これ以上言い争ってもしょうがないと思い、銀貨十枚を渡した。
服も、あと下着ももらったからとんでもなく安く済んでしまった。この店潰れないかな……?
「確かにいただいたわ。これから冒険者ギルドに行くのかしら? だったらここでこの服に着替えちゃいましょ。ついでにあなたの身体に調整するわ。」
「わかりました。」
そう言って服を着替える。イザベラさんの前だけど、もはや知らない中じゃないので構わない。非常に不本意な経緯ではあったけど。……イザベラさんちょっと鼻息荒いよ?
しばらくして、裾と袖の調整が終わる。
「よし、これでいいわ! うん、よく似合ってるわよ。さて、この服はどうしましょうか。」
イザベラさんは数々の着せ替え衣装、じゃなくて僕の服に視線を送る。
「あぁ、このポシェットに入れちゃうのでいいですよ。」
そう言うと次々とポシェットの中に服を入れていく。と、見せかけて行き先はネックレスだ。
「あら、それアイテムバッグだったのね。うーん、でもそれだと戦闘中に困るわね。あ、それじゃこのバッグを使って。見た目も違和感が無くなるし。」
イザベラさんが渡してきたバッグは特に特徴のない物だった。強いて言うなら体に密着させられることだろうか。

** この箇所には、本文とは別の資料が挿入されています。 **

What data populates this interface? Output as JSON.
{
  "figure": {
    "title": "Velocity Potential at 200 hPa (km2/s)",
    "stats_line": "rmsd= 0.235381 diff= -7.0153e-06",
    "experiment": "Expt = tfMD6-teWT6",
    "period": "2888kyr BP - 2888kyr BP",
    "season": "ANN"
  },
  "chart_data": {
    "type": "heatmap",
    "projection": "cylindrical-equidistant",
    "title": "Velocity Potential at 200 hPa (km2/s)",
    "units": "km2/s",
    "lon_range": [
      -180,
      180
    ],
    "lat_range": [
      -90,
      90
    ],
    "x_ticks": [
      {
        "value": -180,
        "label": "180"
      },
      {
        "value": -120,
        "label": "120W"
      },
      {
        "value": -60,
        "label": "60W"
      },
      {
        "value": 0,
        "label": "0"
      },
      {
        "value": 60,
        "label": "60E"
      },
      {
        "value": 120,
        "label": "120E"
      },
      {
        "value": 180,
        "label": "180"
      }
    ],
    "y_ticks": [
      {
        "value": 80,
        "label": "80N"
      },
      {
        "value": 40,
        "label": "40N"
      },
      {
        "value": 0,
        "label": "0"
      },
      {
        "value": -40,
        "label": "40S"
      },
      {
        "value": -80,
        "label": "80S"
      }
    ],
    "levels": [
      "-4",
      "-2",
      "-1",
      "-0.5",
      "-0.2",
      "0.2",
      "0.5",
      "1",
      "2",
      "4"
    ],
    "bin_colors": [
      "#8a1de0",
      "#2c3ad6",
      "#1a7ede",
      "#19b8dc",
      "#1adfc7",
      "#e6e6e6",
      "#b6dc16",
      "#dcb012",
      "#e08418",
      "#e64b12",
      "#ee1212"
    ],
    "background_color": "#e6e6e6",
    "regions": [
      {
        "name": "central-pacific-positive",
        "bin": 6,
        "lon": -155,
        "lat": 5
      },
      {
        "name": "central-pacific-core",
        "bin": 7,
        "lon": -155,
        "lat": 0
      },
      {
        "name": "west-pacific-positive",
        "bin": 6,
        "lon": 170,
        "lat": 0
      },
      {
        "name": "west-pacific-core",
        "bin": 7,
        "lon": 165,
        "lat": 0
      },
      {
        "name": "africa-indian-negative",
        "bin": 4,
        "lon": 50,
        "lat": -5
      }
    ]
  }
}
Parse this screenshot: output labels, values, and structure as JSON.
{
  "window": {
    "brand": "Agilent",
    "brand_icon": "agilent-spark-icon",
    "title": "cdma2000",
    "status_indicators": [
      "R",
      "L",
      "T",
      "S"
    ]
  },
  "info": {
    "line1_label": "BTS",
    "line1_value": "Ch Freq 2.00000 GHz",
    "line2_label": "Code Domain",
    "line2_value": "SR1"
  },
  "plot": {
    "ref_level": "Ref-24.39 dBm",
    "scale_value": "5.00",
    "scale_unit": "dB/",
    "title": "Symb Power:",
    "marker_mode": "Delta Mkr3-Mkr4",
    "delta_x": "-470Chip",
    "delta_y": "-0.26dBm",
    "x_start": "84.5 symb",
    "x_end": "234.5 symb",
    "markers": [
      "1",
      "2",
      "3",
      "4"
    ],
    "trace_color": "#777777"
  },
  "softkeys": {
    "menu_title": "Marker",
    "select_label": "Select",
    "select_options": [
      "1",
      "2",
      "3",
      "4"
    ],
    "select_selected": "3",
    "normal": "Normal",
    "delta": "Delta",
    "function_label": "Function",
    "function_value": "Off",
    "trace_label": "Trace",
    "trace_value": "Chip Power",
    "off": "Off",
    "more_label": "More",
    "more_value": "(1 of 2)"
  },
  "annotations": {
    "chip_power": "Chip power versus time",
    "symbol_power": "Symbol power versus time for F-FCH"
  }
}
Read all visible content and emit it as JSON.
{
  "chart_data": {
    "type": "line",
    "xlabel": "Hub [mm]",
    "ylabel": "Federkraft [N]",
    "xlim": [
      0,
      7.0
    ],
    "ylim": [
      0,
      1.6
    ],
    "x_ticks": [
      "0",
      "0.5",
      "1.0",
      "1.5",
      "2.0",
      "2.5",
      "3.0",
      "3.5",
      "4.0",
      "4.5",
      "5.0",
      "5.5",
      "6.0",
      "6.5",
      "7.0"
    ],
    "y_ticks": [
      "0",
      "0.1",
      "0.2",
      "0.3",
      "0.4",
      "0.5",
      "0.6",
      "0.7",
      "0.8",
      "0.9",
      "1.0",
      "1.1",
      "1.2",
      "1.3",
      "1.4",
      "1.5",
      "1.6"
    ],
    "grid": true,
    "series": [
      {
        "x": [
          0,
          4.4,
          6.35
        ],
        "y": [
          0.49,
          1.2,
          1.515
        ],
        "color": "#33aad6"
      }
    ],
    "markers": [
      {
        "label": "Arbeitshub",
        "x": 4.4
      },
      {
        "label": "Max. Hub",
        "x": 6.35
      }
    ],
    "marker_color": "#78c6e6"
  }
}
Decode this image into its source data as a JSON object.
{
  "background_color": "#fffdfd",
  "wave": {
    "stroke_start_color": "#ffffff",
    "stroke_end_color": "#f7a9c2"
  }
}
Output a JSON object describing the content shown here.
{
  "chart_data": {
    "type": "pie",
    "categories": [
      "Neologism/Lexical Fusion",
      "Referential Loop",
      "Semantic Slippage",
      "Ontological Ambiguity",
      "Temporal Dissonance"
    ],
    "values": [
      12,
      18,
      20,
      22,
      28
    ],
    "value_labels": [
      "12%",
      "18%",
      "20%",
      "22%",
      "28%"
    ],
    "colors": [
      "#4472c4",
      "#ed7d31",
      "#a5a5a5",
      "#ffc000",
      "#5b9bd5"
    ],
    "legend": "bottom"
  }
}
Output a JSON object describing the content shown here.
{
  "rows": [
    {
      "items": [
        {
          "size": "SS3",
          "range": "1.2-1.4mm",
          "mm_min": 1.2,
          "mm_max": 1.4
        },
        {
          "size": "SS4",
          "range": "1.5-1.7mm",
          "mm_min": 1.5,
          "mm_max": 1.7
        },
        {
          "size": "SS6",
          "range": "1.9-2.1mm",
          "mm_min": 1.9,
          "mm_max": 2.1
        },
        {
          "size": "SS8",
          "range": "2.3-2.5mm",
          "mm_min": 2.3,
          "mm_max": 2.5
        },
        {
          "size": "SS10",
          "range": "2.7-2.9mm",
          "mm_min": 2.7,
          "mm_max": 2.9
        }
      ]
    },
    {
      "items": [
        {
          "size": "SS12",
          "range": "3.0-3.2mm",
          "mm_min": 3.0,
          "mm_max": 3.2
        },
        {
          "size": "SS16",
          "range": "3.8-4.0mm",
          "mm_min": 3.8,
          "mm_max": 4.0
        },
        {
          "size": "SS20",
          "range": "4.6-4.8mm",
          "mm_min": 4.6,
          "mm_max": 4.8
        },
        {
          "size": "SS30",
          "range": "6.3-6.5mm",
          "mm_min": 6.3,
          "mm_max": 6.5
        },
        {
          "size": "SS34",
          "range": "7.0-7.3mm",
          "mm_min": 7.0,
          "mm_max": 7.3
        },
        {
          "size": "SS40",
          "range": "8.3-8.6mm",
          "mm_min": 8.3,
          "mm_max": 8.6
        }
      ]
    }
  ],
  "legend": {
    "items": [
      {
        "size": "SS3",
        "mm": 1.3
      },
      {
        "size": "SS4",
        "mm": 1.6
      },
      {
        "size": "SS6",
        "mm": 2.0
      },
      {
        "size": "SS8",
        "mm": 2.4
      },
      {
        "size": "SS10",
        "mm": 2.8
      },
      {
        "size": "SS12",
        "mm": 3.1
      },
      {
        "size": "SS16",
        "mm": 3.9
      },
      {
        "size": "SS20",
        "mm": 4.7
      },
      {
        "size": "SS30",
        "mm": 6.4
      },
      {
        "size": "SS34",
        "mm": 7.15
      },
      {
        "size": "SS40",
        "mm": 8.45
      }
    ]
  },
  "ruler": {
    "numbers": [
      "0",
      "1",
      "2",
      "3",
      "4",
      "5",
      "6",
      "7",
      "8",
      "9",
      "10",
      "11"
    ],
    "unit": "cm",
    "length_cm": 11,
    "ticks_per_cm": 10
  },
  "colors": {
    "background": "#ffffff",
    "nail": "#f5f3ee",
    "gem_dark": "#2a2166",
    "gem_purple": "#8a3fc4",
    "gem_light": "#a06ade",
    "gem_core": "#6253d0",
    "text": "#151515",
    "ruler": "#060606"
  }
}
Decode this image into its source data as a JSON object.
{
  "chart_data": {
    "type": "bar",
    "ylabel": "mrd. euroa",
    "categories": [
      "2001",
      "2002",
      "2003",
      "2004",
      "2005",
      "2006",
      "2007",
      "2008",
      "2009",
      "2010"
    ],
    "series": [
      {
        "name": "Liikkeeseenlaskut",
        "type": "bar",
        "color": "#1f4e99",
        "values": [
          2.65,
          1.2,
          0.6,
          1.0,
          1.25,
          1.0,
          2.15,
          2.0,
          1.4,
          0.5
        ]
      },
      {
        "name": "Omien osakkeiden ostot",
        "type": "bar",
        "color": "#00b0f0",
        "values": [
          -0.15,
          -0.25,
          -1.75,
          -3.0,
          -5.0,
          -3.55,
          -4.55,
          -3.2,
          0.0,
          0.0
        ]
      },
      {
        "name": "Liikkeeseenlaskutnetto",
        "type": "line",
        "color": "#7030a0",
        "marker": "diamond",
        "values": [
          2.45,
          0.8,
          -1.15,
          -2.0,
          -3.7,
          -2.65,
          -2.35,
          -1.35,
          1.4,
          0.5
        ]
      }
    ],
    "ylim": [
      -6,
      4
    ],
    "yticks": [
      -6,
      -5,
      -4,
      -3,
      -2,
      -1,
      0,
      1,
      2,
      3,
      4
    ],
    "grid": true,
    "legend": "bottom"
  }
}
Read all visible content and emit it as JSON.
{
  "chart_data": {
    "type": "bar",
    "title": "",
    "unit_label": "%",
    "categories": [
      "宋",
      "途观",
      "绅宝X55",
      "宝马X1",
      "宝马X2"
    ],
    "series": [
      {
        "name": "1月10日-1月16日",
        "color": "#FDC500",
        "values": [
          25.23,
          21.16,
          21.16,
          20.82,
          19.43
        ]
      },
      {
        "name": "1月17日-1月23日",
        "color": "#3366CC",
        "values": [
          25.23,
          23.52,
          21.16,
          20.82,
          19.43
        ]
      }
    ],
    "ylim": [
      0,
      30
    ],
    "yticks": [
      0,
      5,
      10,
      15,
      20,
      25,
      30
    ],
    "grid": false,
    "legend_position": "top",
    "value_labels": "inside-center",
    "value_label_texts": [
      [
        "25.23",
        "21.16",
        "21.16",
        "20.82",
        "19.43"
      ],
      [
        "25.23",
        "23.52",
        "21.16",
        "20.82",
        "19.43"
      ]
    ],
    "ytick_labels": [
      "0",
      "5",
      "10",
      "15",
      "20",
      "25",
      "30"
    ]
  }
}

「そのアイテムバッグだと肩紐の部分が弱そうだしね。その点こっちなら幅広に作ってあるから丈夫よ。」
「すみません、ありがとうございます。あまり売り上げに貢献出来てませんけどいいんですか?」
そう言いつつも服をしまい込んだことになっているポシェットをバッグにしまう。
「何言ってるのよ。私としてはもう心が幸せで溢れているわ、うふふ。」
……そうですか。それでいいなら何も言いませんよ。
「では、ありがとうございました。こんないい装備まで用意してもらって。」
「えぇ構わないわ。また来てね。」
「あぁ、まぁ、はい……。」
二度と来るものかと最初は思ったけど、どの服も品質がいいので結局歯切れが悪くなってしまった。悔しい。
僕は店を後にする。ようやく冒険者ギルドに向かうことが出来る。
ただ服を買おうとしただけなのに、疲労感がすごい。
もう帰って寝たい衝動に駆られつつ、ギルドへ足を運んで行った。